He made notes of the chalk numbers marked on the backs of the picture-boards and then started for his office. Mrs. Fabian, with sinking heart, followed at his heels.
“If he looks up his records and finds they came from the old house of Paul Revere and his descendants, he will never sell them at a decent price,” thought she, impatiently.
She sat opposite the old man while he fumbled the pages of his book and slowly glanced down the entries, his bent fore-finger pointing to each item carefully as he read.
“Um! Here it is: Number 329, came from Sarah Dolan, who moved to a smaller flat last Spring. From this entry I see that all them seven pictures came from her. Do you happen to know her?”
Mr. Van Styne glanced up at his companion.
She shook her head, and he said, closing the book, “Why, Sally Dolan was cook fer the Revere boys, and when they broke up, she started a bordin’ house down on Morris Street. Then she took rheumatiz and was that crippled, she couldn’t get about the kitchen no more, so she gave up. Her boys manage to keep her now, and she takes things easy. But she sure was a good cook!”

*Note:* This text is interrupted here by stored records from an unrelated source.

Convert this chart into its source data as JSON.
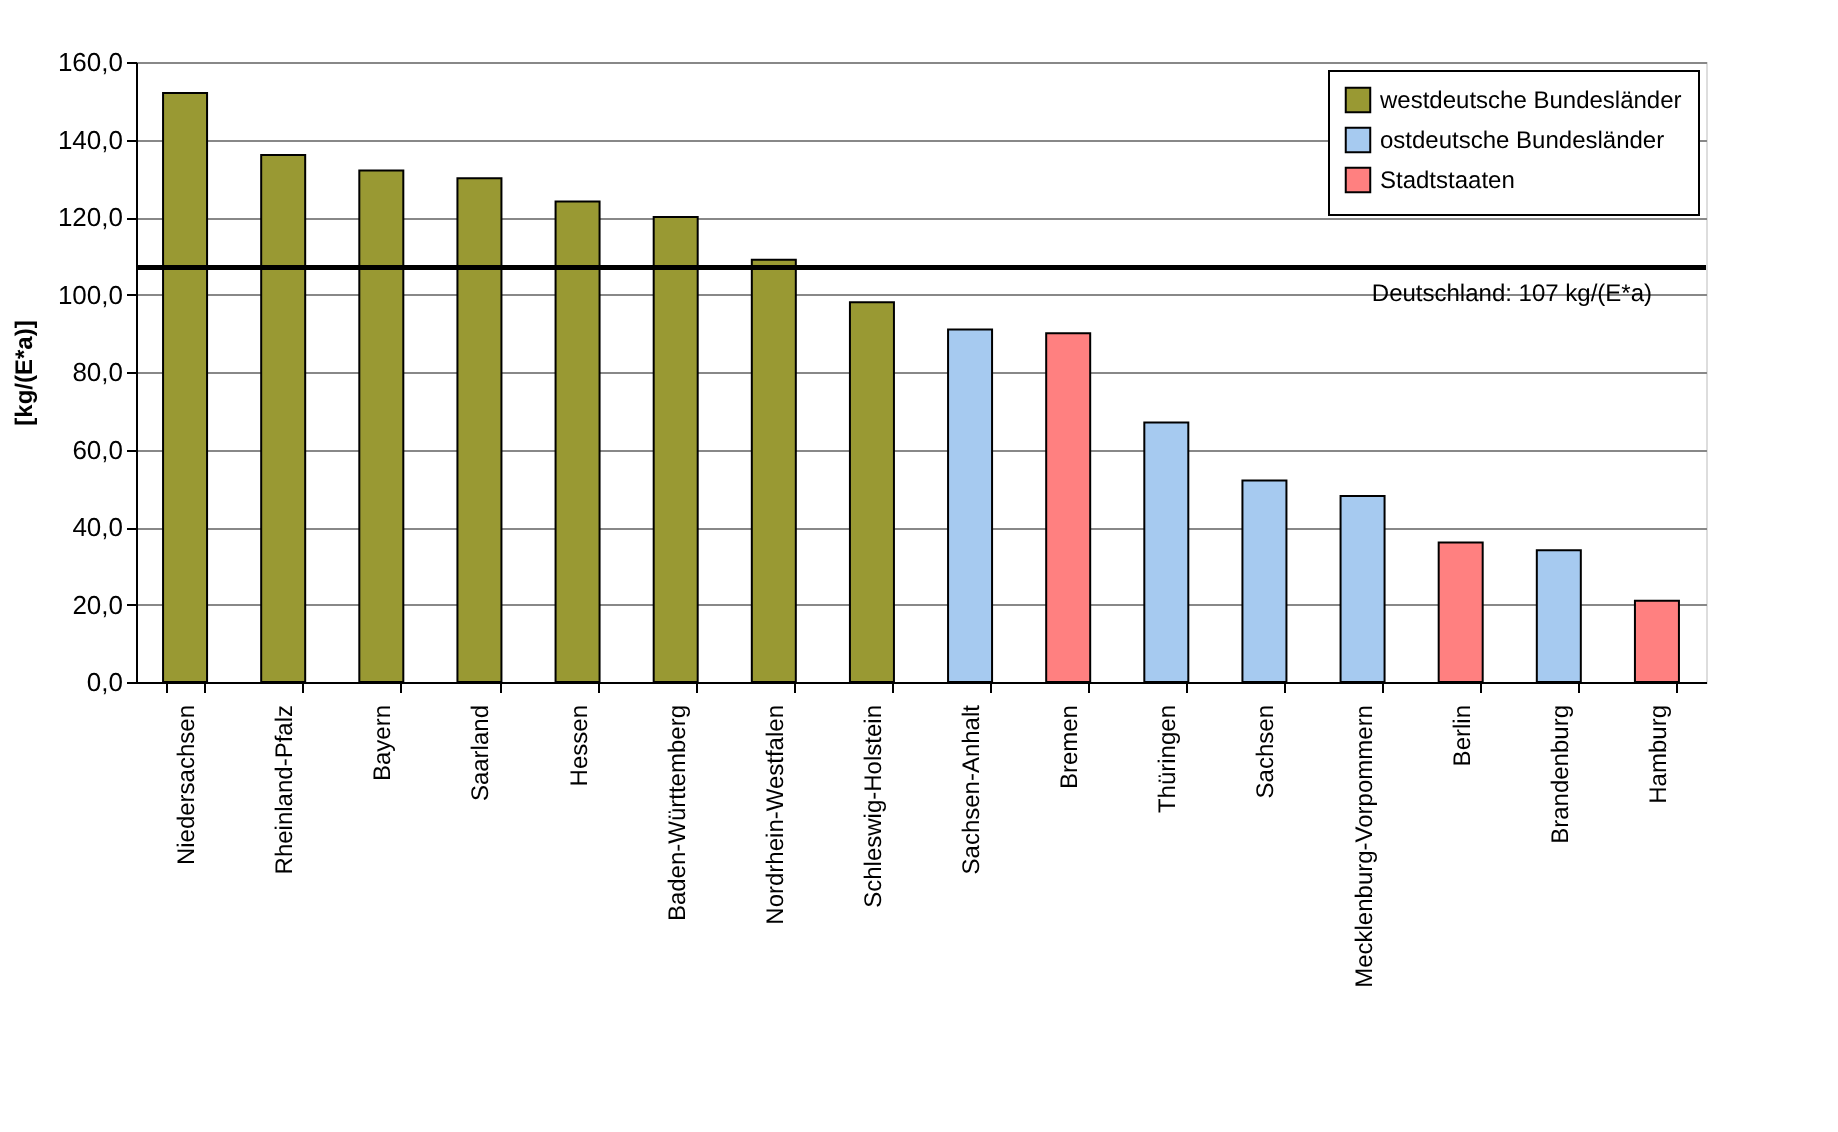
{
  "chart_data": {
    "type": "bar",
    "ylabel": "[kg/(E*a)]",
    "categories": [
      "Niedersachsen",
      "Rheinland-Pfalz",
      "Bayern",
      "Saarland",
      "Hessen",
      "Baden-Württemberg",
      "Nordrhein-Westfalen",
      "Schleswig-Holstein",
      "Sachsen-Anhalt",
      "Bremen",
      "Thüringen",
      "Sachsen",
      "Mecklenburg-Vorpommern",
      "Berlin",
      "Brandenburg",
      "Hamburg"
    ],
    "series": [
      {
        "name": "westdeutsche Bundesländer",
        "color": "#999933",
        "values": [
          152,
          136,
          132,
          130,
          124,
          120,
          109,
          98,
          null,
          null,
          null,
          null,
          null,
          null,
          null,
          null
        ]
      },
      {
        "name": "ostdeutsche Bundesländer",
        "color": "#a6caf0",
        "values": [
          null,
          null,
          null,
          null,
          null,
          null,
          null,
          null,
          91,
          null,
          67,
          52,
          48,
          null,
          34,
          null
        ]
      },
      {
        "name": "Stadtstaaten",
        "color": "#ff8080",
        "values": [
          null,
          null,
          null,
          null,
          null,
          null,
          null,
          null,
          null,
          90,
          null,
          null,
          null,
          36,
          null,
          21
        ]
      }
    ],
    "ylim": [
      0,
      160
    ],
    "yticks": [
      {
        "value": 0,
        "label": "0,0"
      },
      {
        "value": 20,
        "label": "20,0"
      },
      {
        "value": 40,
        "label": "40,0"
      },
      {
        "value": 60,
        "label": "60,0"
      },
      {
        "value": 80,
        "label": "80,0"
      },
      {
        "value": 100,
        "label": "100,0"
      },
      {
        "value": 120,
        "label": "120,0"
      },
      {
        "value": 140,
        "label": "140,0"
      },
      {
        "value": 160,
        "label": "160,0"
      }
    ],
    "ref_lines": [
      {
        "axis": "y",
        "value": 107,
        "label": "Deutschland: 107 kg/(E*a)",
        "color": "#000000"
      }
    ],
    "grid": "y",
    "legend": "top right"
  }
}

Much as Mrs. Fabian would have liked to question the old man about the Revere boys she feared he might remember that the cook was given a lot of old pictures when the boys “broke up”, so she turned the subject adroitly.
“Well, I’ll go and see what the girls have found out there, I guess. But I wish you’d fix a price on those four frames.”
“Lem’me see, now. Sal Dolan didn’t set no price, and if I say five dollars for the four, would you take ’em?”
“Dear me!” objected Mrs. Fabian, craftily. “The large one you said was worth about a dollar-thirty, and the fish-picture a dollar. That leaves two dollars and seventy cents for the other two. Isn’t that pretty high for them?”